Despite the considerable damage, officials were relieved it wasn’t worse.

“Fortunately, the impact was not as serious as we once expected,” said María Lezama Espinosa, Cancún’s mayor.

Delta in historical context

Delta is set to become the 10th named storm to hit U.S. soil during the 2020 hurricane season, the most ever recorded in a single year.

Storms in 2020 have been so numerous as to exhaust the National Hurricane Center’s conventional naming list for only the second time on record. Forecasters have turned to Greek letters for names; Delta became the strongest Greek-named storm observed Tuesday.

Delta’s 70-mph leap in intensity in the 24 hours between Monday morning and Tuesday morning is second fastest on record for an October hurricane in the Atlantic, trailing only Wilma in 2005. This sort of rapid intensification is expected to become more common and severe in a warming world.
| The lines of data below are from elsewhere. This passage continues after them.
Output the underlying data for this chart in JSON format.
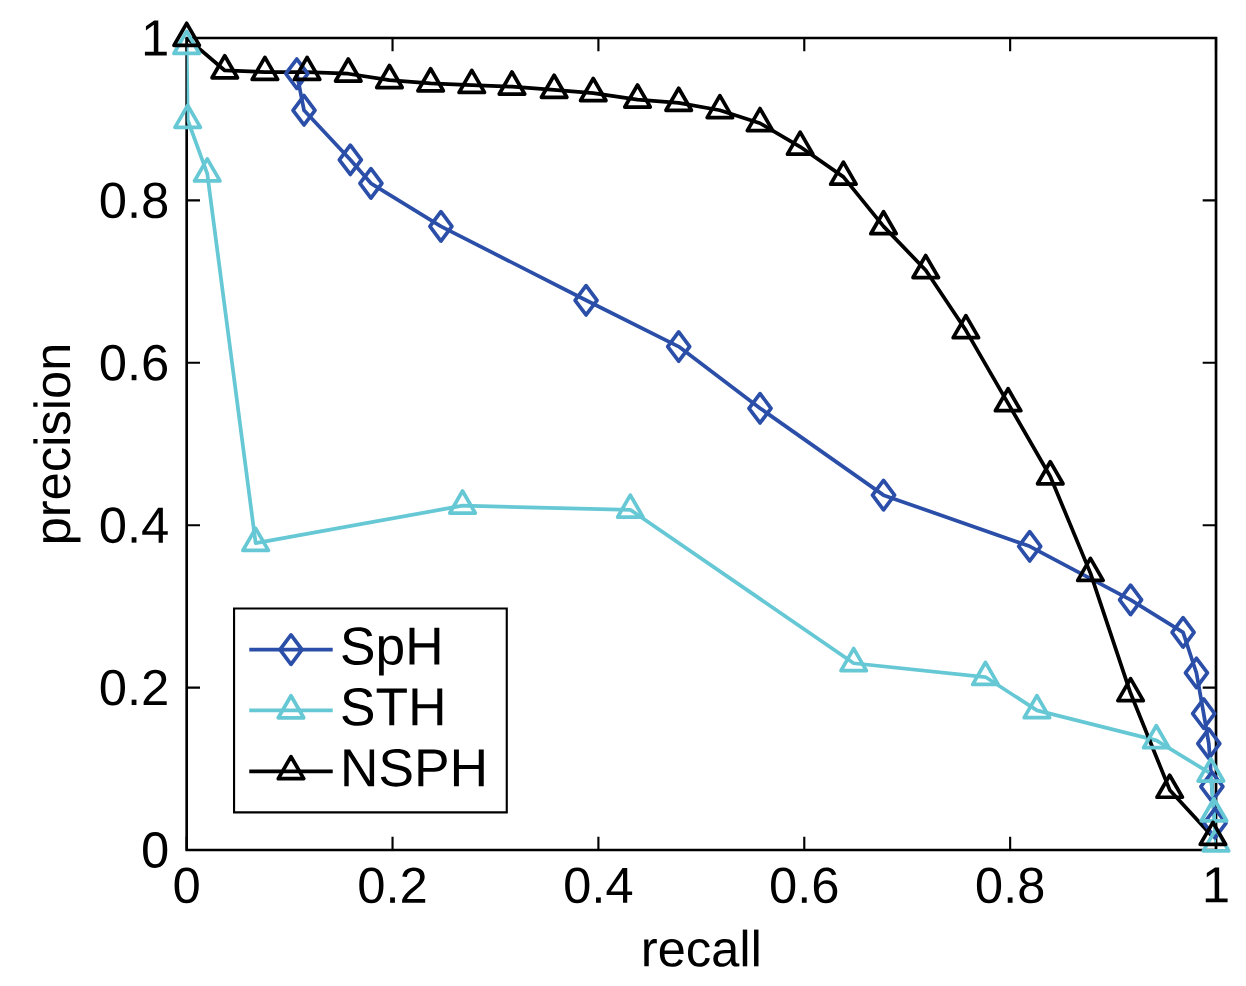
{
  "chart_data": {
    "type": "line",
    "xlabel": "recall",
    "ylabel": "precision",
    "xlim": [
      0,
      1
    ],
    "ylim": [
      0,
      1
    ],
    "xticks": [
      0,
      0.2,
      0.4,
      0.6,
      0.8,
      1
    ],
    "yticks": [
      0,
      0.2,
      0.4,
      0.6,
      0.8,
      1
    ],
    "grid": false,
    "legend": "bottom left",
    "series": [
      {
        "name": "SpH",
        "color": "#2b4fa8",
        "marker": "diamond",
        "x": [
          0.107,
          0.114,
          0.159,
          0.179,
          0.247,
          0.388,
          0.478,
          0.557,
          0.677,
          0.819,
          0.917,
          0.968,
          0.981,
          0.988,
          0.993,
          0.996,
          0.999
        ],
        "values": [
          0.956,
          0.911,
          0.85,
          0.821,
          0.768,
          0.677,
          0.62,
          0.544,
          0.437,
          0.374,
          0.308,
          0.268,
          0.218,
          0.168,
          0.131,
          0.078,
          0.033
        ]
      },
      {
        "name": "STH",
        "color": "#66c8d4",
        "marker": "triangle",
        "x": [
          0,
          0.001,
          0.02,
          0.067,
          0.268,
          0.431,
          0.648,
          0.776,
          0.826,
          0.942,
          0.995,
          0.998,
          1.0
        ],
        "values": [
          0.99,
          0.899,
          0.833,
          0.378,
          0.424,
          0.419,
          0.23,
          0.213,
          0.172,
          0.135,
          0.094,
          0.045,
          0.008
        ]
      },
      {
        "name": "NSPH",
        "color": "#000000",
        "marker": "triangle",
        "x": [
          0,
          0.037,
          0.076,
          0.117,
          0.157,
          0.197,
          0.237,
          0.277,
          0.316,
          0.357,
          0.395,
          0.438,
          0.478,
          0.518,
          0.557,
          0.596,
          0.638,
          0.677,
          0.718,
          0.757,
          0.798,
          0.839,
          0.878,
          0.917,
          0.955,
          0.997
        ],
        "values": [
          1.0,
          0.96,
          0.958,
          0.958,
          0.956,
          0.948,
          0.944,
          0.942,
          0.94,
          0.936,
          0.932,
          0.924,
          0.92,
          0.911,
          0.895,
          0.866,
          0.829,
          0.768,
          0.714,
          0.64,
          0.55,
          0.46,
          0.341,
          0.193,
          0.074,
          0.016
        ]
      }
    ]
  }
}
Rapid intensification has occurred in six Atlantic storms in 2020.

When Delta was upgraded to a hurricane Monday, it became the ninth to form in the Atlantic in 2020. “Only 3 other years in the satellite era (since 1966) have produced 9 or more Atlantic hurricanes by October 5: 1995, 2004, and 2005,” tweeted Phil Klotzbach, a hurricane researcher at Colorado State University.

Kevin Sieff and Gabriela Martínez contributed to this report from Mexico City.